In particular, there is an ideological trap built into the rules: only two real options are offered. This is the trick of every kind of spurious benevolence. The rules stipulate that you either participate by getting wet or you participate by paying up. No genuine third option is offered, although one is implied: those who don’t participate are automatically spoilsports (Their reasons and motivations are irrelevant).  I’m not sure this is a fair game, because the rules work much like a totalitarian regime works.
Apart from this forced compliance, the rules also pronounce any other social, environmental and/or economic concerns well outside of the scope of the game. In this vortex, what really matters is ALS; what really matters is participating in the game.

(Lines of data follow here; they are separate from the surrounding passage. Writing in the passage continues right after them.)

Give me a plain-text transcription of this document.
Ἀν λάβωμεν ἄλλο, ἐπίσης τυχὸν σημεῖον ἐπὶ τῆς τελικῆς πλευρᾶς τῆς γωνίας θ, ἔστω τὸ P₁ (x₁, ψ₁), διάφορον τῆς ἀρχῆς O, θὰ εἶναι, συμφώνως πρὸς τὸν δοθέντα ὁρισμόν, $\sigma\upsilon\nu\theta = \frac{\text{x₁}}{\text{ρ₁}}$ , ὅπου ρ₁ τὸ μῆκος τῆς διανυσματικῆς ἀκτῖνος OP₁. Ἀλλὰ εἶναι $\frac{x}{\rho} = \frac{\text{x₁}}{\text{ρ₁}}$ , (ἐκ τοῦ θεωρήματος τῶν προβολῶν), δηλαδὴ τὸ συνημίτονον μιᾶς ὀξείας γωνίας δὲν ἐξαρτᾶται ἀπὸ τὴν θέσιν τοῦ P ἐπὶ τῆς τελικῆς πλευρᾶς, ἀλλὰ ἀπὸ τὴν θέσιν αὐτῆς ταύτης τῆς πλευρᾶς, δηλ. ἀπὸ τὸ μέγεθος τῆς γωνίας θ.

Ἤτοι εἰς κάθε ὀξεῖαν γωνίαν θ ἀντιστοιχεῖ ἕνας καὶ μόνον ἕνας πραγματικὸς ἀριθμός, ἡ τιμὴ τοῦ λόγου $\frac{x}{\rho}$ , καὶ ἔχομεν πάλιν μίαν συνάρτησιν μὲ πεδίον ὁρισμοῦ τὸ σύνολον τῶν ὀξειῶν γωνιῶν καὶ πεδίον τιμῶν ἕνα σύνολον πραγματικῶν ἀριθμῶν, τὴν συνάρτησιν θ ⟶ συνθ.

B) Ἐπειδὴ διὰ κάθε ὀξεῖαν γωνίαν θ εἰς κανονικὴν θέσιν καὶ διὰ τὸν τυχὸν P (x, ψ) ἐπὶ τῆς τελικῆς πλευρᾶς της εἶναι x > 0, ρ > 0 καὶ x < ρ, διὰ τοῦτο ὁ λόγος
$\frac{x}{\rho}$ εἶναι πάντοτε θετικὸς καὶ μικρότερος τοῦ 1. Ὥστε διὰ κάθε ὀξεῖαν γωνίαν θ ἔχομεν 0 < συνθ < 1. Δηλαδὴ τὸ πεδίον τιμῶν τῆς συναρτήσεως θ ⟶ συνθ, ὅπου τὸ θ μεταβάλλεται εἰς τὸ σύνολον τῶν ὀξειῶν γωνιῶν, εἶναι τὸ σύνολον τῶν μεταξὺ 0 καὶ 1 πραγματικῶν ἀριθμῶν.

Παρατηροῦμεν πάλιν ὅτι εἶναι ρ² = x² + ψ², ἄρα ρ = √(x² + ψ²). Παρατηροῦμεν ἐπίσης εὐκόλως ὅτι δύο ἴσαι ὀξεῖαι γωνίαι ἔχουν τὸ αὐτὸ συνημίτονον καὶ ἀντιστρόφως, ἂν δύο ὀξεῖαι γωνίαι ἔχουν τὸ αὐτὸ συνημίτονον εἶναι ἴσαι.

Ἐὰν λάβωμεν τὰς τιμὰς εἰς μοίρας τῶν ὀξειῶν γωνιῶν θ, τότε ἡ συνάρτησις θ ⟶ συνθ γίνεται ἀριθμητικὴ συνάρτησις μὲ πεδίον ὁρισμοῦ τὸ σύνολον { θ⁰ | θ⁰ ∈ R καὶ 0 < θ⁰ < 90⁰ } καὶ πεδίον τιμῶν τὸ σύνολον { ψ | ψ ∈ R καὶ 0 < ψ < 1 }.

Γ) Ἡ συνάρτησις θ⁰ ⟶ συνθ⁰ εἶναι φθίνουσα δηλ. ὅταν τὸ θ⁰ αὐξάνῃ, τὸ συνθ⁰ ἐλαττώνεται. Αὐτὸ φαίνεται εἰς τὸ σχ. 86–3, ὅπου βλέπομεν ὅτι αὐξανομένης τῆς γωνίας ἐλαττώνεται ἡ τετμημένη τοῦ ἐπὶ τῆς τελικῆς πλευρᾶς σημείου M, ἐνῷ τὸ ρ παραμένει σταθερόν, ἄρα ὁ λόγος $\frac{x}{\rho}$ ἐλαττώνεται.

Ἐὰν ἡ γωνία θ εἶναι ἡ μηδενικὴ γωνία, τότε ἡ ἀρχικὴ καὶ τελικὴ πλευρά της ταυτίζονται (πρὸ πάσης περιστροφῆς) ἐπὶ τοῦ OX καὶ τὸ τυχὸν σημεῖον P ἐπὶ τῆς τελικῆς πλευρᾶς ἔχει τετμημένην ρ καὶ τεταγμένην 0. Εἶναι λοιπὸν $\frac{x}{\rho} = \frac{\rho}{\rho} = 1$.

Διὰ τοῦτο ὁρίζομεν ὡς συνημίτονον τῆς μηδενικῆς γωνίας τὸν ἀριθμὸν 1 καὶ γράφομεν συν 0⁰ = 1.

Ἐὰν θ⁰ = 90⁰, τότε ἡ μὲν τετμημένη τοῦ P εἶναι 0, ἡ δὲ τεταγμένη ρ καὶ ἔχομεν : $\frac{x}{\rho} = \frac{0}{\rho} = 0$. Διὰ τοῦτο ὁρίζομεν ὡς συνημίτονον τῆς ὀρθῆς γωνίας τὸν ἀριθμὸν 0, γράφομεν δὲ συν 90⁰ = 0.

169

Precisely where the money goes and how it is used is not even vaguely at issue. Everything else, including saving clean drinking water in a drought-stricken world, is irrelevant. And, naturally, thinking about any of this is implicitly prohibited by the rules, which I am hereby rebelling against. The internet flattens people; turns us all into memes.
So I hereby nominate the internet to stop nominating people.
Although, perhaps this too is unfair. One of my students pointed out to me yesterday after I gave a lecture on this subject that the Ice Bucket Challenge creates a wonderful opportunity for camaraderie and friendship building. This may be partially true, but the rules of this game, unlike a genuine friendship, seem to be beyond negotiation. Thus, inevitably, I am not taking issue with all of this joyous camaraderie, nor am I at odds with the fact that a great deal of good has come of this. And even while I find the sheer volume of banal videos and images on the internet on this viral phenomenon troubling, not even this is the main concern for me.
My main concern is that the contingent is taken as absolute; the ideology is thus rendered as an immovable object. The invitation is replaced by a rather forceful set of parameters that basically communicate that human freedom itself irrelevant. We are part of the crowd, the team, the global village. This, of course, is true, but it is only one part of the truth. And by emphasizing only a part of the truth, only part of our humanity is taken into account; and we know from history that when this sort of thing happens, we are inevitably dehumanized.